It's not hard to see why this movie won the best picture Oscar in 1936. The big sets, the lavish costumes, beautiful women, and the all-star cast headed by William Powell (whom sadly wasn't given a nomination for this film, but, was up that year anyway, for "My Man Godfrey")and including Myrna Loy (Whom has acted with Powell in "The Thin Man" in 1934, I think), Luise Rainer (Who won an Oscar for her role, she also won the following year for "The Good Earth"), Frank Morgan & Ray Bolger (Both probably best known for their roles in "The Wizard of Oz" Morgan - Oz, Bolger - The Scarecrow), Fanny Brice, and Virgina Bruce, are just a few of the famous face who appear in and out of this movie. One can only imagine, since I wasn't even born yet, what kind of reaction this film was received with when first released. I can only guess people were truly taken away with it. It really must of been something special to see this back then. This isn't really a great film. I enjoy it true, and I will continue to watch it again and again. But, this movie is just like the shows put on by Florenz Ziegfeld himself, an extravaganza! It "pretty" to watch. It's fun to go back in time and relive the past. To see what entertained people back then, but otherwise, this is not a "best picture" type of film. But, like I said, it's understandable as to why it won back then. People, I assume must of never seen a big, splashy movie like this before. And even in the modern world, I'm still amazed by it. Then again, I'm a bit bias towards these movies. I love films from the 30's and 40's. They're part of my childhood. Even though I'm 19.

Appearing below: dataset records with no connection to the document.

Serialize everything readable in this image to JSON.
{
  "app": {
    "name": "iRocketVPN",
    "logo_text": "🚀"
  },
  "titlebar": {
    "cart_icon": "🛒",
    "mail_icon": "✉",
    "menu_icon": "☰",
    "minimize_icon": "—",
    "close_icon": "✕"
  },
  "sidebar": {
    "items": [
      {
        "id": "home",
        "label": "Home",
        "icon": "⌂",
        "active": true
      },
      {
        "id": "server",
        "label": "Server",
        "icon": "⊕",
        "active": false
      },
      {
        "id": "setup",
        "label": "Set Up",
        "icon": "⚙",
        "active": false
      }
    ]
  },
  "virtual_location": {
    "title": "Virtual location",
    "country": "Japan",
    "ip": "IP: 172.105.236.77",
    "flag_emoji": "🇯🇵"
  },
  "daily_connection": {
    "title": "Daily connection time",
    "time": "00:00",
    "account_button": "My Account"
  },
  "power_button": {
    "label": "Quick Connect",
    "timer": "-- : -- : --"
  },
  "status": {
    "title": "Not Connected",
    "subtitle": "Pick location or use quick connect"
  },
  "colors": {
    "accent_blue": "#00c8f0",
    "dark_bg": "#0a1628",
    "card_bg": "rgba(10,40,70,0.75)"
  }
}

"The Great Ziegfeld" tells the story of America's greatest showman, Florenz Ziegfeld Jr. (William Powell). We see him at the Chicago World Fair in the late 1890's. He's struggling with a "world's strongest man" act. His main competition is Jack Billings (Frank Morgan), who also happens to be a close friend. He has a "women's show" called "Little Egypt". We see Ziegfeld, then turn himself into a great showman. By playing the press. He creates stories to keep his talent in the papers, then he gets a break. It meets Anna Held (Luise Rainer, and I agree with everyone on here, her performance is a standout. It's truly unforgettable). Who he opens a lot of doors for and she for him. But, it's not untill he gets an idea to do a "women's show" "glorifying" the everyday women, "The Ziegfeld Follies", that he achieves his greatest success. I really don't want to spoil too much of the film for those who haven't seen to film yet, but, that was a brief description of the events that take place.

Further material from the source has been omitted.